AUBURN – Although the majority of Alabama residents get most of their news from local television broadcasts, Internet sites are becoming players in the field of journalism and are challenging daily newspapers for the runner-up spot in the Alabama news sweepstakes.
When polled regarding the primary source for news about their region of Alabama, a majority of those surveyed (56 percent) said from local television newscasts. Daily newspapers and the Internet trailed at 15 percent and 14 percent, respectively, followed by local radio, chosen by 6 percent, weekly newspapers, 3 percent and friends and neighbors, 1 percent.
Noting the generational shift behind these numbers, David Hill, associate director of Auburn University’s Center for Governmental Services, observes that “there is a new generation of news consumers and they are going to the Web more often than their parents do.”
The poll found that 20 percent of Alabama residents between the ages of 18 and 34 rely mostly on Web sites for news while only 4 percent of residents over age 55 do.
Don-Terry Veal, director of the Center for Governmental Services and advisor to local governments, says, “Local governments and public schools are learning that to effectively communicate with the public, particularly young families, you must have an Internet-communications strategy. This survey confirms that observation.”
The research also uncovered evidence of a so-called “digital divide,” where the better educated and more affluent are more likely to be using the Internet. Polling manager Patrick Rose said that his analysis shows that “persons with annual incomes over $70,000 are two to three times more likely to get news from the Internet than those with incomes under $50,000.”
However, there may be a ceiling on the Internet’s growth unless more Alabama households get high-speed service, referred to as broadband. The poll found that just six in 10 households have true high-speed Internet service, something most get from their cable operators. The State of Alabama has a broadband initiative that is attempting, with federal stimulus funds, to push deeper into unserved and underserved rural and inner city areas to increase the availability of broadband Internet service to Alabama homes and businesses (www.connectingalabama.gov).
The survey found that Internet users are accessing the Web even when they are not at home. Many use the Internet at their jobs. Only one in four residents “never” visits the Internet on a typical day. On average, one-third of all Alabama residents accesses the Internet more than four times each day.

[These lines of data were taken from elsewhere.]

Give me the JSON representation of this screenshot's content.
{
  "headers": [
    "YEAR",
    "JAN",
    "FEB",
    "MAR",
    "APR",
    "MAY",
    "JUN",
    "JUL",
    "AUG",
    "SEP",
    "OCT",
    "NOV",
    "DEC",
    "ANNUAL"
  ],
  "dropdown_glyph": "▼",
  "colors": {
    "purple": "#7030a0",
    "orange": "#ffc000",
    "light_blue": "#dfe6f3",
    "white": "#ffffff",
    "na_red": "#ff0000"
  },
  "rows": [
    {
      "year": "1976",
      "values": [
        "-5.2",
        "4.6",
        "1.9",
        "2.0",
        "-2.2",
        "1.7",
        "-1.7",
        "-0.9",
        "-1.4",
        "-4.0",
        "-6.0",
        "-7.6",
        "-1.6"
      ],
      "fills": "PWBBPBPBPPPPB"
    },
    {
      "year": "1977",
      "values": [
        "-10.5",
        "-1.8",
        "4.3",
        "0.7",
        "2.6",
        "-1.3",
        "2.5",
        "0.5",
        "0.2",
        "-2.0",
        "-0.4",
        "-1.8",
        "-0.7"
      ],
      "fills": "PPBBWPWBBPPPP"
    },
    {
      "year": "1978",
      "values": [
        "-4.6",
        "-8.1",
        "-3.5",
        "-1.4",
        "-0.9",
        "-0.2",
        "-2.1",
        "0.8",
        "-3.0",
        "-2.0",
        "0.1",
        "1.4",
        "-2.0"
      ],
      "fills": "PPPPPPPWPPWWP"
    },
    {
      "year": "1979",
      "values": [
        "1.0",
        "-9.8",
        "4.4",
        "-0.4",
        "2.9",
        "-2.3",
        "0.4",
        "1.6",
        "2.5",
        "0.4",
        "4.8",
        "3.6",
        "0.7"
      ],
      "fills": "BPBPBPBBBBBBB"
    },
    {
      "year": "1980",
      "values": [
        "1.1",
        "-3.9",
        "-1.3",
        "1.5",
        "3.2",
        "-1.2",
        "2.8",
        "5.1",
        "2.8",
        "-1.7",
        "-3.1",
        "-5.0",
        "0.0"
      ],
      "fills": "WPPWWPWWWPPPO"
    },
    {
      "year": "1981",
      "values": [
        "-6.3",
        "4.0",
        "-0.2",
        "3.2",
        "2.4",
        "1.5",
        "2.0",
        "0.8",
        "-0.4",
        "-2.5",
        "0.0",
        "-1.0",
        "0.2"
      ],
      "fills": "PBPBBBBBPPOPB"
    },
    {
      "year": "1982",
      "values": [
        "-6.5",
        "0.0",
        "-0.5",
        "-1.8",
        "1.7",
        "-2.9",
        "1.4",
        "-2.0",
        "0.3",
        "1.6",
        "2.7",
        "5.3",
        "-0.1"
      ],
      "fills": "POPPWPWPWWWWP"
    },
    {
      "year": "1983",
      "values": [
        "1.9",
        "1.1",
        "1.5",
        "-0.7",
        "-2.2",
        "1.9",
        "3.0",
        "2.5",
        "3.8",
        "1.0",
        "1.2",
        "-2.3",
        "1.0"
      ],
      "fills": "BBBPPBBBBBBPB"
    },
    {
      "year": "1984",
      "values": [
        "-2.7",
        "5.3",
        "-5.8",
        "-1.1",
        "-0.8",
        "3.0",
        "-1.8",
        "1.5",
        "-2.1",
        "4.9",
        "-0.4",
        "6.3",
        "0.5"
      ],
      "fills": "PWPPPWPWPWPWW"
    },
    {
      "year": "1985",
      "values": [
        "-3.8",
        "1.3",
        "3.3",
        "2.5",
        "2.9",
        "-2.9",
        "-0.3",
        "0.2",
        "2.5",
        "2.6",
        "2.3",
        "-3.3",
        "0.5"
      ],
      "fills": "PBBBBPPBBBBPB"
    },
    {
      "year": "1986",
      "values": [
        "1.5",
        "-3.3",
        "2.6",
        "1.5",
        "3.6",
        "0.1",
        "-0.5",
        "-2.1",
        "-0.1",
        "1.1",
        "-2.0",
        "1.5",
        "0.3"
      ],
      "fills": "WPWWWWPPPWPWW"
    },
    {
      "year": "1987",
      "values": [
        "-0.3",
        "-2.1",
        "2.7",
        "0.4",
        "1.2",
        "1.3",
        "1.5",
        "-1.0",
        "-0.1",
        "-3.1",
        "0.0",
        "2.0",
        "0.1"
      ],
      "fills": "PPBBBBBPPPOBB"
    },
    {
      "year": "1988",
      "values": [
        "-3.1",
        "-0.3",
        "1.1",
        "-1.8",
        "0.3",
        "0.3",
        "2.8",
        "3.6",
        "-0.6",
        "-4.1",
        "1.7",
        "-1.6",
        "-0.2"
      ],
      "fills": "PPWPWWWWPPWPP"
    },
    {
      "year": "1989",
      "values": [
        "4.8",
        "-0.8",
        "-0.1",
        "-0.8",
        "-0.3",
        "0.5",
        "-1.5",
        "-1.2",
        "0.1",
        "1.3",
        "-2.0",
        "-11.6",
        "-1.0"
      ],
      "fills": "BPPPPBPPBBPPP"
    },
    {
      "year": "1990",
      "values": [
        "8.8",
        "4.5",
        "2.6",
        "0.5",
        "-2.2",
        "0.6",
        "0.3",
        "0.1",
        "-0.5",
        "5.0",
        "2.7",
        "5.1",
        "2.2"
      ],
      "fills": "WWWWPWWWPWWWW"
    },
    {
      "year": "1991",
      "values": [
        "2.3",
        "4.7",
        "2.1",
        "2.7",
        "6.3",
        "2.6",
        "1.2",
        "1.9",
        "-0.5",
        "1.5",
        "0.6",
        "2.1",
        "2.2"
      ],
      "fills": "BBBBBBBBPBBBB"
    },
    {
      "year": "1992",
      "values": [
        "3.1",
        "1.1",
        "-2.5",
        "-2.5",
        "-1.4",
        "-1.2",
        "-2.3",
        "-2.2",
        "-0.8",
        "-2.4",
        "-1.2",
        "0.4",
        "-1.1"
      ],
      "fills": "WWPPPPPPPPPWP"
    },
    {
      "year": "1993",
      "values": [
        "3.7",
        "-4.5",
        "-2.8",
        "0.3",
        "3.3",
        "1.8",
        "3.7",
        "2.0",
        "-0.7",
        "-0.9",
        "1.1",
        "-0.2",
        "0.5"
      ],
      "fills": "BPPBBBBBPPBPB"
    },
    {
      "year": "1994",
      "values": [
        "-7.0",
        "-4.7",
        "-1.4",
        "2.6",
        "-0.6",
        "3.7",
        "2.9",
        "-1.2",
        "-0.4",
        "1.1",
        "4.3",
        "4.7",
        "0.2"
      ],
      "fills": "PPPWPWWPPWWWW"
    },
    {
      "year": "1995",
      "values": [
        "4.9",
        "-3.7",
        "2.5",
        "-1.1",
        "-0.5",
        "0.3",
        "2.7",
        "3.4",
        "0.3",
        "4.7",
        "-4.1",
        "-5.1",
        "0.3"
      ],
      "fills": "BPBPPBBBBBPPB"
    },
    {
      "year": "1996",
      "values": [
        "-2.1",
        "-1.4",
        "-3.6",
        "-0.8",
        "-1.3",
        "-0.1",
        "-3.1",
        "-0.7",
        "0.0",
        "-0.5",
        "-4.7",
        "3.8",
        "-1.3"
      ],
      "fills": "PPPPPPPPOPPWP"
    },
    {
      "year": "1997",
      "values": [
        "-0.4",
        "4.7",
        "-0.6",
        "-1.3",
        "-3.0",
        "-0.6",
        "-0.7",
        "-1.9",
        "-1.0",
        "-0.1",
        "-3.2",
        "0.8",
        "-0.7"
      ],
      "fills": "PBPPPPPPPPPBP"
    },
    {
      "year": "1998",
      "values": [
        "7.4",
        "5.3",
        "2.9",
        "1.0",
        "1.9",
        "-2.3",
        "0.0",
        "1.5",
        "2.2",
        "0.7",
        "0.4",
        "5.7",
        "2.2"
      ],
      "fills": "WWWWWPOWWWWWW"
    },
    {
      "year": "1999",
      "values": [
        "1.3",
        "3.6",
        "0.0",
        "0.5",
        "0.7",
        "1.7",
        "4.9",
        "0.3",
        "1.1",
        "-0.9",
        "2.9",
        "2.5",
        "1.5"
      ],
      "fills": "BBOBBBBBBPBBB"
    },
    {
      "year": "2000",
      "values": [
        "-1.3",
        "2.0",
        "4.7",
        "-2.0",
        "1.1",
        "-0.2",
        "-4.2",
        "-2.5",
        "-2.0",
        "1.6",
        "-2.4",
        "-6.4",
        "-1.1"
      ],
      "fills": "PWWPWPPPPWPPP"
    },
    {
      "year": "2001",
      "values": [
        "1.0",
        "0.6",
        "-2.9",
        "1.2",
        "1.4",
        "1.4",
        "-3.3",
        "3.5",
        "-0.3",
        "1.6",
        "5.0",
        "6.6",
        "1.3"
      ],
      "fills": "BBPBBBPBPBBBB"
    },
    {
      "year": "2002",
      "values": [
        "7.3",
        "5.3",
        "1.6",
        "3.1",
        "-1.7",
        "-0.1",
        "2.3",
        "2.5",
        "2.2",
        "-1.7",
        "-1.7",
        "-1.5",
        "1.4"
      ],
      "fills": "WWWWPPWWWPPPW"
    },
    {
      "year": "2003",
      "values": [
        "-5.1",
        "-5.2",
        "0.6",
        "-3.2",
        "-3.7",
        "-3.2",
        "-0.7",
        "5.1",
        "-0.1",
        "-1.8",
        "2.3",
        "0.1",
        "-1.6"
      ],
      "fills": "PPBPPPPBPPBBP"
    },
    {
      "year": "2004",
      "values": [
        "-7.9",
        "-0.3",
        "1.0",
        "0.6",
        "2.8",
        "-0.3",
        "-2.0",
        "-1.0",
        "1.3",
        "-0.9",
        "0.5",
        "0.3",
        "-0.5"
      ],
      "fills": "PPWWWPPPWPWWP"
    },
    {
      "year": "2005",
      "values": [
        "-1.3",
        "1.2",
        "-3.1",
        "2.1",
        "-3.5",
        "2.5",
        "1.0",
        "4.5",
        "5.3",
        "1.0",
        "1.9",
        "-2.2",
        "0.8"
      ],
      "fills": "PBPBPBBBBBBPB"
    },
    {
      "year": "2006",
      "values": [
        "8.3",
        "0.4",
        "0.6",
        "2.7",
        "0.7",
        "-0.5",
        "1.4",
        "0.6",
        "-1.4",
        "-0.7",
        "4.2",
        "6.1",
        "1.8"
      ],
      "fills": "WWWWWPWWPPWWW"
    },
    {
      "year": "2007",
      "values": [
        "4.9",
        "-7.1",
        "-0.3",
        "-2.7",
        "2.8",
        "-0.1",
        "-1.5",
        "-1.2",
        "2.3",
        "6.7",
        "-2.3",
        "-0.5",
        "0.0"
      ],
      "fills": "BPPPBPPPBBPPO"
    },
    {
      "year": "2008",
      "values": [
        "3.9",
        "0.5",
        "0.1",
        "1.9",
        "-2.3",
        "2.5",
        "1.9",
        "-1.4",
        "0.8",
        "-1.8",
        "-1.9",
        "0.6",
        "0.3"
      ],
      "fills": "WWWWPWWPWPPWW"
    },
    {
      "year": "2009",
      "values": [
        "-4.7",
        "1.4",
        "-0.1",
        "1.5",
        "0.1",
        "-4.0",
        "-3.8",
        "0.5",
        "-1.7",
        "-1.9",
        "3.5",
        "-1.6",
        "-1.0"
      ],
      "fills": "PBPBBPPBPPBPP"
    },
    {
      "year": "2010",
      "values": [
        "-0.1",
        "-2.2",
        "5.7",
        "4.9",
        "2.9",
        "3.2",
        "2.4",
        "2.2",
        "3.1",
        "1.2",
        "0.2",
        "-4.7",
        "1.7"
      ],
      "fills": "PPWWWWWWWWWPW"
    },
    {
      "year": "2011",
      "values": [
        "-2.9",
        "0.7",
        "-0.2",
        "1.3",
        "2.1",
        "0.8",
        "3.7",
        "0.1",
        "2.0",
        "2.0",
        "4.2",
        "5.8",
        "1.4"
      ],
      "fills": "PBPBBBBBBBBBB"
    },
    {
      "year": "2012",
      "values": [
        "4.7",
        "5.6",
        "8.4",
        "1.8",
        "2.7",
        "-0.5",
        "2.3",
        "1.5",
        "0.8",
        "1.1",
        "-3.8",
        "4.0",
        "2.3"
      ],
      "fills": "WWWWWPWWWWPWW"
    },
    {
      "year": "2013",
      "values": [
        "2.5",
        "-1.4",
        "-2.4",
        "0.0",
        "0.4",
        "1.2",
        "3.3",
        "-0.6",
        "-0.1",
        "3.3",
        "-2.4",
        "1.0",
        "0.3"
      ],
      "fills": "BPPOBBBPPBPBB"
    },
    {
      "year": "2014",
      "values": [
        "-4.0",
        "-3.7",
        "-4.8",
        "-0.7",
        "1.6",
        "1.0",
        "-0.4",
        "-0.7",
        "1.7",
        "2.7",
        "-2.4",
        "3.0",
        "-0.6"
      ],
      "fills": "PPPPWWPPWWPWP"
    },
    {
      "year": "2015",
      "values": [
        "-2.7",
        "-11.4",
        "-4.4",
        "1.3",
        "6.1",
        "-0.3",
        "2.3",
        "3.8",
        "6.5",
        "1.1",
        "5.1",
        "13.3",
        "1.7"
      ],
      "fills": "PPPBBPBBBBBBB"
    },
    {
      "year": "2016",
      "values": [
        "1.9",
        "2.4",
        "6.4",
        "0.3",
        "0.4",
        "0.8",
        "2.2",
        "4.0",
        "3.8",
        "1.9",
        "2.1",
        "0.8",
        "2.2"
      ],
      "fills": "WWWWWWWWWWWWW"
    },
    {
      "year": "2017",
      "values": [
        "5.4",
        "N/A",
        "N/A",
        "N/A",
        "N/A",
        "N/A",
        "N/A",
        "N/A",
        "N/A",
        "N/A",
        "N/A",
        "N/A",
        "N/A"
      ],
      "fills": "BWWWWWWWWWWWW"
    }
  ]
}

The Ask Alabama survey results are based on telephone interviews with a stratified random sample of 639 adult householders conducted July 6-19. The sample’s geographic, gender, race and age distributions were weighted to be proportionate to the U.S. Census Bureau’s data for Alabama’s adult (18 years of age or older) householders.
Patrick Rose, manager of the center’s Survey Research Laboratory that conducted the interviews, said that poll results based on the full statewide sample have a margin of error of plus or minus 4 percentage points.
The Ask Alabama Poll is to be conducted quarterly by the Center for Governmental Services, a unit of Auburn University Outreach that provides research, consulting and training to government agencies, not-for-profit associations and private sector clients.
Upcoming polls will include:
State Image – How Alabama is seen as a place to raise a family, reitre, start a business or look for a job; and
Jobs – What Alabama job seekers want.